Il est trop tôt pour écrire l’histoire de la guerre d’Afghanistan qui semble encore bien loin de s’achever. On peut toutefois résumer quelques faits reliés à la participation des forces canadiennes.

C’est le 7 octobre 2001 que Jean Chrétien, premier ministre du Canada, annonce que le pays enverra ses troupes en Afghanistan pour aider la communauté internationale dans sa lutte contre le terrorisme. Dans son discours, M. Chrétien souligne que les Forces armées canadiennes seront envoyées pour une période de deux ans, mais il laisse entendre que ce délai pourra être prolongé en cas de besoin.

Au début du mois de décembre, les 40 premiers combattants canadiens débarquent en Afghanistan. Ils font partie d’une unité de troupes spéciales qui combattent immédiatement. Vers le milieu du mois de janvier 2002, le premier contingent de troupes régulières, composé de 700 soldats membres du régiment de l’infanterie légère Patricia, rejoint ses frères d’armes.

La première opération d’envergure à laquelle participent, entre autres, ces deux unités, a lieu en mars 2002. Il s’agit de l’opération Anaconda, dont le but est de déloger les forces talibanes et Al-Qaida de la province de Paktia, dans l’est du pays. L’opération, menée à bien par les forces de plusieurs pays, est un succès: d’importants dépôts d’armes sont découverts et confisqués, des dizaines de combattants ennemis sont tués ou capturés, de vastes régions sont libérées. Les Canadiens n’ont pas souffert de pertes humaines.
 
Le 18 avril 2002, un avion bombardier américain F16 laisse tomber une bombe guidée par laser sur un groupe de Canadiens qui sont en train de s’entraîner près de Kaboul, tuant quatre soldats. Ce sont les premiers Canadiens morts au combat depuis 1953, lors de la guerre de Corée.

En Février 2006, les Forces canadiennes prennent le commandement des opérations militaires dans la province de Kandahar, dans le sud de l’Afghanistan. C’est l’une des régions les plus dangereuses du pays (en Russie le mot «kandahar» est devenu synonyme de stress et de malheur depuis la guerre d’Afghanistan perdue par l’URSS en 1989).

La zone la plus active des partisans des Talibans se trouve alors dans la région du Panjwayi, à l’ouest de la province. En mai 2006, les Canadiens, les Américains, les Britanniques et les troupes gouvernementales afghanes, soit près de 10 mille soldats alliés, prennent part à l’offensive Mountain Thrust contre le Panjwayi. Ils détruisent plusieurs bases terroristes mais ils ne réussissent pas à repousser les forces talibanes de la région.
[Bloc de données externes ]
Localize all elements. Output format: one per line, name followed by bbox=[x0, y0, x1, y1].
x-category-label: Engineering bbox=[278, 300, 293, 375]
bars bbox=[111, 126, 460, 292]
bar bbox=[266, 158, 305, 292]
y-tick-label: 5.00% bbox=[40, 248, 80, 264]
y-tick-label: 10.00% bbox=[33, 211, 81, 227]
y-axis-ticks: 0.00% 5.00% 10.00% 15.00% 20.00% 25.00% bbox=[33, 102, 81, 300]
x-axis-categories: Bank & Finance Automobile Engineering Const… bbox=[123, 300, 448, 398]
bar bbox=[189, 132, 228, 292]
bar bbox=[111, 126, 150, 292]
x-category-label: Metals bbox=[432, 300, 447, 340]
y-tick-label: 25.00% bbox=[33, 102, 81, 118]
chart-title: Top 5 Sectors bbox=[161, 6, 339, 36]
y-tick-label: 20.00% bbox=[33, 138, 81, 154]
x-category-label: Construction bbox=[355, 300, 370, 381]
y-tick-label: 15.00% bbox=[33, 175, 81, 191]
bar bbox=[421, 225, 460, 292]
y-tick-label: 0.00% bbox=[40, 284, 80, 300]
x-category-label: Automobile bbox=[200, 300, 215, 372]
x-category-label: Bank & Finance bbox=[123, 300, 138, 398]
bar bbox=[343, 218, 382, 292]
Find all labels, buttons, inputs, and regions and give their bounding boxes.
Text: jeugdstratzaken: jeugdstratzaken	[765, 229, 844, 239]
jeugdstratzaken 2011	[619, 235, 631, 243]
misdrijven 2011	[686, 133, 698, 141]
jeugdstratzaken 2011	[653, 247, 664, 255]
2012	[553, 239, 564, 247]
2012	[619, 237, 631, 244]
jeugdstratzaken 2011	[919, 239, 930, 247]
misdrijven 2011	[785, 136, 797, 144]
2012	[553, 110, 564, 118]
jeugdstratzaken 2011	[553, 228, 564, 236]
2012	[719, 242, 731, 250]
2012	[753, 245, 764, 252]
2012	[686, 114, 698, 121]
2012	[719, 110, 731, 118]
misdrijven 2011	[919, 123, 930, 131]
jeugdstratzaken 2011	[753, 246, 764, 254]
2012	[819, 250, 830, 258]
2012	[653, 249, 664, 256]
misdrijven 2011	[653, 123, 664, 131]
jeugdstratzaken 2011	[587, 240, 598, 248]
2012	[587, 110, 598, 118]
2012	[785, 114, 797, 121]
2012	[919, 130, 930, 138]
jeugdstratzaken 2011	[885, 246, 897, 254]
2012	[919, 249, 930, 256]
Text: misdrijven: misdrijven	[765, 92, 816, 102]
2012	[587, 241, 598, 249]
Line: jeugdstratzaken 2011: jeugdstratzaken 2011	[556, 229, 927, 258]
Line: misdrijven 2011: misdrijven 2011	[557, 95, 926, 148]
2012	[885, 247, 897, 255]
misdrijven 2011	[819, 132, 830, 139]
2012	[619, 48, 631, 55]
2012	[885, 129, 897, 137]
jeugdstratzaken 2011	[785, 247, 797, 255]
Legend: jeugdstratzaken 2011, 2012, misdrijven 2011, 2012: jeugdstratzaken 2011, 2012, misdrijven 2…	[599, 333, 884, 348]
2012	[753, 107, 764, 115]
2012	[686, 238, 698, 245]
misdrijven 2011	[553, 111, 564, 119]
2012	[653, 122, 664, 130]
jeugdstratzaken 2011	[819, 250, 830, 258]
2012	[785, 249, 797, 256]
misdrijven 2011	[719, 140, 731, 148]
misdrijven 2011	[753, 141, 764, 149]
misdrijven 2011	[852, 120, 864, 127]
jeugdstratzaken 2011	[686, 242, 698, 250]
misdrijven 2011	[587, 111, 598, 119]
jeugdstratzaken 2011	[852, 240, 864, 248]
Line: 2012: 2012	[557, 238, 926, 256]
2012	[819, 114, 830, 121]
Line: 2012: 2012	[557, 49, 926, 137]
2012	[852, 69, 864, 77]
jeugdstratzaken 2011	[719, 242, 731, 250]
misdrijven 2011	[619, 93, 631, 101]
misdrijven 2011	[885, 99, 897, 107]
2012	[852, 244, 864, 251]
C’est lors de cette offensive que le capitaine Nichola Goddard perd la vie. Elle est la première femme militaire canadienne morte au combat.

Le 12 juillet 2006, 2 mille Canadiens, Néerlandais, Danois, Américains et Britanniques, ainsi que des soldats de l’Armée nationale d’Afghanistan, reprennent l’offensive pour chasser les Talibans de la ville de Panjwayi. Les Canadiens dirigent cette opération qui a été baptisé Medusa.

Le lendemain, on compte plus de 200 Talibans tués. L’offensive se poursuit jusqu’àu 18 septembre. Environ mille Talibans sont tués.

Les pertes parmi les forces alliées sont importantes. Plus de cent soldats tombent lors de l’offensive, dont 16 Canadiens. Malheureusement, le 4 septembre 2006, un avion américain A-10 Thunderbolt-II, appelé à l’aide par les fantassins canadiens, les attaque par erreur. Un soldat est tué.

Comme nous l’avons dit au début de cet article, il ne s’agit pas d’une histoire de la guerre d’Afghanistan, qui se poursuit toujours. Les faits cités sont reliés aux 5 premières années de ce conflit.